Gnawa Josué face face à l’État pour défi de repositionnement de son secteur: ” Nous contribuons à la lutte contre la pauvreté”

Gnawa Josué face face à l’État pour défi de repositionnement de son secteur: ” Nous contribuons à la lutte contre la pauvreté”

Gnawa Josué, président national de la plateforme des propriétaires des maquis bars et restaurants de Côte-d’Ivoire se dresse contre les cotisations abusives prélevées par l’État et le plafonnement du nombre de personnes dans leurs espaces d’activités. Il pense être le plus grand donneur d’emplois et le moteur de l’économie ivoirienne, c’était le mardi 21 juillet 2020 à Yopougon Rue des princes au restaurant Chez DEDE.

Gnawa Josué interpelle l’État à revoir le payement des taxes exigés aux acteurs de son secteur. En outre, les propriétaires des maquis bars et restaurants cherchent des stratégies qui leur permettraient de rouvrir les bars et boîtes de nuit qui sont restés fermés depuis la prise des mesures barrières en mars dernier.
En effet, depuis la présence de covid-19 en Côte-d’Ivoire, le gouvernement a préconisé des mesures de restriction pour freiner la propagation du virus. Les bars, maquis et restaurants ainsi que plusieurs d’autres secteurs d’activités ont été fermés. Mais les propriétaires de ce secteur avec à leur tête Gnawa Josué, ont fait un plaidoyer auprès de l’État pour la réouverture de leur secteur. Chose faite, ils se sont auto-engages pour respecter et faire respecter les mesures barrières. Mais il leur a été encore recommandé par l’État de diminuer le nombre de personnes dans leurs espaces de 200 à 50 personnes.

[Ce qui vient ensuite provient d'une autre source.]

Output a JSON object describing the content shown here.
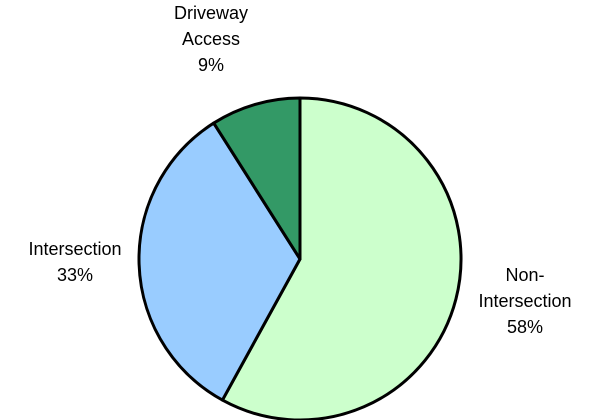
{
  "chart_data": {
    "type": "pie",
    "title": "",
    "slices": [
      {
        "label_lines": [
          "Non-",
          "Intersection"
        ],
        "percent_text": "58%",
        "value": 58,
        "color": "#ccffcc"
      },
      {
        "label_lines": [
          "Intersection"
        ],
        "percent_text": "33%",
        "value": 33,
        "color": "#99ccff"
      },
      {
        "label_lines": [
          "Driveway",
          "Access"
        ],
        "percent_text": "9%",
        "value": 9,
        "color": "#339966"
      }
    ],
    "stroke_color": "#000000",
    "start_angle_deg": 0,
    "direction": "clockwise"
  }
}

Pourtant ils pensent être les premiers grands employeurs en Côte-d’Ivoire. ”nous sommes plus de 43 milles maquis et restaurants sans compter les bars et boîtes de nuit et nous employons plus de 2 millions de personnes en Côte d’Ivoire, nous contribuons à la lutte contre la précarité de la vie des citoyens” a t il montré. Malgré le plafonnement du nombre de personnes, ils doivent toujours payer des taxes des patentes, CIE, Sodeci et même le Burida. Toute fois, les bars et boîtes de nuit demeurent fermés. Gnawa Josué le président national de la plateforme des propriétaires des maquis, bars et restaurants semble ne pas cautionner cela. Lui et son bureau national décident de rencontrer le procureur de l’État, les directeurs généraux de la CIE et Sodeci pour leur demander de revoir le payement des factures et tout autre taxe en attendant la reprise effective des activités économiques.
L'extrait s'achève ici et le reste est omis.